The idea of a new superregion, a central Florida megalopolis if you will, represents both an amazing and a lost opportunity depending on whom you speak to. The line will undoubtedly spur population growth and attract new businesses to the region. These will in turn require new development, meaning increased investment and an expanded tax base for the communities along the corridor. In Fields’ presentation at the forum, he mentioned that Lakeland has the utility capacity to support a population of 250,000 people – it currently has roughly 94,000 residents.
Combined, the metropolitan areas of Lakeland-Winter Haven, Orlando-Kissimmee and Tampa-St. Petersburg-Clearwater had an estimated population of 5.4 million in 2009 according to the US census. A 19.6% rise over the 2000 numbers.

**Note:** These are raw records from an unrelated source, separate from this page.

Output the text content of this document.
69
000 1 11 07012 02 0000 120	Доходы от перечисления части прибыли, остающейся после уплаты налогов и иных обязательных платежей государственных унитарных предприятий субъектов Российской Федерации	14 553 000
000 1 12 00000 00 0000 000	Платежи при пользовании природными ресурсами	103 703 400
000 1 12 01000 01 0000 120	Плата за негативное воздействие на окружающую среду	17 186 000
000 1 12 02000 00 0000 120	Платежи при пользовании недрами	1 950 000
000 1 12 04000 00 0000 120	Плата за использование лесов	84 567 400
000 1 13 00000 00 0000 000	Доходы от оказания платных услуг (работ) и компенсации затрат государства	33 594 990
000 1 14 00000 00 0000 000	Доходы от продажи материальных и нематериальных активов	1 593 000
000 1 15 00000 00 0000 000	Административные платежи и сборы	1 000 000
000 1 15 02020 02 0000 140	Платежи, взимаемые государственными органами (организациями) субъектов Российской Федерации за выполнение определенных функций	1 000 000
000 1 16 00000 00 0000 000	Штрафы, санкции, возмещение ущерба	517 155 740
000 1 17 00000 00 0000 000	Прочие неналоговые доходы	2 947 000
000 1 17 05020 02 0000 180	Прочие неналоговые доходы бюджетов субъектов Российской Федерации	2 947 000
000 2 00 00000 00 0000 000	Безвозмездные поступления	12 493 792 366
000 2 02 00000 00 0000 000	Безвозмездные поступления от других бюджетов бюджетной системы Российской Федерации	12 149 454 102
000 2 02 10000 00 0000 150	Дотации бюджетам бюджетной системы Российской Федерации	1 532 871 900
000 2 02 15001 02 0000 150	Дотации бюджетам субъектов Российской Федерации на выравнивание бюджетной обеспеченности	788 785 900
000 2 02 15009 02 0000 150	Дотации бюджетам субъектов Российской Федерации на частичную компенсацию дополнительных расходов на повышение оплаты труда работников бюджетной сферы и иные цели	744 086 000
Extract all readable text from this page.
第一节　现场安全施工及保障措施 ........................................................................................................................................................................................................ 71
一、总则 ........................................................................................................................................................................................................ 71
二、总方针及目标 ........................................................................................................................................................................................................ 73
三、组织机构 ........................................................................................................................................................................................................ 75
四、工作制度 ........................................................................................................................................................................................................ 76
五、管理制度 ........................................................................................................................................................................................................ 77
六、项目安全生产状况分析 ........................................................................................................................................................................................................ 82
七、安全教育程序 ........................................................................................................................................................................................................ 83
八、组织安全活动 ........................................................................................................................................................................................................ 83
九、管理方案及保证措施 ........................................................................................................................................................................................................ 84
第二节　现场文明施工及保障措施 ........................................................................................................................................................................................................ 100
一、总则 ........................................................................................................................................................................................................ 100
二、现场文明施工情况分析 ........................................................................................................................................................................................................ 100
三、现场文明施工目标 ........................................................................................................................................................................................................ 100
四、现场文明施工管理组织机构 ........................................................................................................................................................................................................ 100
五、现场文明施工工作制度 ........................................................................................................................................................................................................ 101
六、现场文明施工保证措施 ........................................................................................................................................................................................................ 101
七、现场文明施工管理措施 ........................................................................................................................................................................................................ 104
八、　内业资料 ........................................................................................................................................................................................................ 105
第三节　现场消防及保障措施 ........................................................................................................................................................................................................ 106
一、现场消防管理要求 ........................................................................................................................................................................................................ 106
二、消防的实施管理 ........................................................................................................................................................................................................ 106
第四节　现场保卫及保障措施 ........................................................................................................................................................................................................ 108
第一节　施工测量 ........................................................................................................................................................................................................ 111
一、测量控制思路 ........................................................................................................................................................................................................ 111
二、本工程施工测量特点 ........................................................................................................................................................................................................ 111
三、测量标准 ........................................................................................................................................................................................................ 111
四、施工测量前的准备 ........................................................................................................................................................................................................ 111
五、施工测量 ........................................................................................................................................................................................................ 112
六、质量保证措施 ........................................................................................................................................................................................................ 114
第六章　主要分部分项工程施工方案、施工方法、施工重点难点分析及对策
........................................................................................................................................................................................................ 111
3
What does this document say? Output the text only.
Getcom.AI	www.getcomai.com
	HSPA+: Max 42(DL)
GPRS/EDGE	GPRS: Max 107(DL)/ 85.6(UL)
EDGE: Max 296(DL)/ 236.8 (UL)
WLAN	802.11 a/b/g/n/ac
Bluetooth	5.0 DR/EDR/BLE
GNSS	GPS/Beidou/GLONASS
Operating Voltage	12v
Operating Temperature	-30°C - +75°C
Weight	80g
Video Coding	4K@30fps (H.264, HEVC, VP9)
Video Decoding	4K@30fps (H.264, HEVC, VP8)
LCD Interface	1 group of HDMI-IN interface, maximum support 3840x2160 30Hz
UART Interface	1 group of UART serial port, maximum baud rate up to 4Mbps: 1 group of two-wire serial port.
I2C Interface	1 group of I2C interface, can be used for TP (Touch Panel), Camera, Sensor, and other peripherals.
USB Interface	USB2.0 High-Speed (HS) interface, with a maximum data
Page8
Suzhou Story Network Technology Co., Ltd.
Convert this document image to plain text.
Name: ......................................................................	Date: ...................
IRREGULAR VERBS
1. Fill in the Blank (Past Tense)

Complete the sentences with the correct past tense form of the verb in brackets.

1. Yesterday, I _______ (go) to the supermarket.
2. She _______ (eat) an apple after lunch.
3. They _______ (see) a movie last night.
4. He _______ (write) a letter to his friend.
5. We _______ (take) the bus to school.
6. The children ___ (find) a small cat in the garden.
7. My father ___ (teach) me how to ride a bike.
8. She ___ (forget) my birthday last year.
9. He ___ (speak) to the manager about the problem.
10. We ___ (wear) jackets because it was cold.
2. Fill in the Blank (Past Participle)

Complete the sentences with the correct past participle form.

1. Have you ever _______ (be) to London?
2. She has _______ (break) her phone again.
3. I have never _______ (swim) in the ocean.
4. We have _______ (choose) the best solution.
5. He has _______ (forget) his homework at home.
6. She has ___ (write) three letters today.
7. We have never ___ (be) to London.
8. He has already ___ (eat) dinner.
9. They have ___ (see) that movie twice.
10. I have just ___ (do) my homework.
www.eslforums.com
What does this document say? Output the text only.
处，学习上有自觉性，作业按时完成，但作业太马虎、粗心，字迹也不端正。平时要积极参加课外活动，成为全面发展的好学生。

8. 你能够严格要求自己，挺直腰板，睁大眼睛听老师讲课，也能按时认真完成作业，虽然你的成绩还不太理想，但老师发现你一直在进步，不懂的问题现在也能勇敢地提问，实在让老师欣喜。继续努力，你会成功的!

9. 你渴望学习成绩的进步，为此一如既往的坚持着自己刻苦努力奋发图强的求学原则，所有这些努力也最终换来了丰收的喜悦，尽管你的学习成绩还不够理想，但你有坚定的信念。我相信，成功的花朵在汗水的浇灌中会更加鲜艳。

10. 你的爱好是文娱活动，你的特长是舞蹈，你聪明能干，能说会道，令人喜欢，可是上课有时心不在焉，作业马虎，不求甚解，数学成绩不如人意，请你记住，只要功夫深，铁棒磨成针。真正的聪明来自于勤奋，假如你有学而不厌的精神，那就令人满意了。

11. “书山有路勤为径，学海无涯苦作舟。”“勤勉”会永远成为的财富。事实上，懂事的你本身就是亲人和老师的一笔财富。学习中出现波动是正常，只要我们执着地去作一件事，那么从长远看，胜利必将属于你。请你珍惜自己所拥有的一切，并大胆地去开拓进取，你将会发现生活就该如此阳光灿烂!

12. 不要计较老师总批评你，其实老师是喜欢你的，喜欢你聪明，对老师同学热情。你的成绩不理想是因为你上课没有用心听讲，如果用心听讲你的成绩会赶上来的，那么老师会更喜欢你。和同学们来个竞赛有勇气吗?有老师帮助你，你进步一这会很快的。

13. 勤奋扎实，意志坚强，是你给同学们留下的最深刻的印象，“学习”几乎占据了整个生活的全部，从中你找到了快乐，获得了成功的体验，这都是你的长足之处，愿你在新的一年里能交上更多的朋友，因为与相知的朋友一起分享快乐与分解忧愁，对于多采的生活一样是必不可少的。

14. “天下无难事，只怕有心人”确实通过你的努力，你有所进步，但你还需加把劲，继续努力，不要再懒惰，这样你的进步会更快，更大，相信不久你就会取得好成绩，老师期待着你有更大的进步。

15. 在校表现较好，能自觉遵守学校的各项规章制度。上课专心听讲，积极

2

But to supporters of denser, more transit-oriented urban communities the line and potential megalopolis fall far short of their potential. With the vast majority of the planned tracks running in the median of I-4, only one of the five stations – Tampa – will be in a downtown area with the others located in suburban locations or at the Orlando International Airport. In a blog post on The Transport Politic, Yonah Freemark, a transit advocate, called the line’s lack of stations in downtown Lakeland and Orlando a “huge loss” because it eliminates the possibility of new dense, mixed-use development.
Station plans presented at the forum did little to assuage these concerns. Other than downtown Tampa, the stops were mostly surrounded by parking lots and not transit oriented development as advocates like Freemark would hope for. The Orlando International Airport station, which could eventually be the largest multimodal complex in the southeast with HSR, commuter rail, light rail and the airport under one roof, would offer no development opportunities other than a parking garage and easy freeway access.
Despite the HSR lines’ shortcomings, it looks set to be built as proposed. State representatives at the forum shared a letter from Congressman John Mica, who is set to takeover as chairman of the House Committee on Transportation and Infrastructure in January, expressing his support for the project with attendees. Concerns over whether governor elect Rick Scott would kill the project were eased by Paula Dockery, a state senator and member of Scott’s transition team who is has long been an advocate of HSR in Florida. She said that while Scott does want to review the project, she has no reason to believe he intends to kill it.
HSR will undoubtedly redefine the cities of central Florida. While this may not initially be in a denser, more liveable way advocated by many urbanists, the simple fact that a new intercity train line is set to be built – possibly the first in the US since the early part of the past century – is good. And as people begin to get out of their cars and use the train, a new transit-oriented population will emerge. A group that could then lead the drive for better transit and more urban communities, redefining the superregion all over again.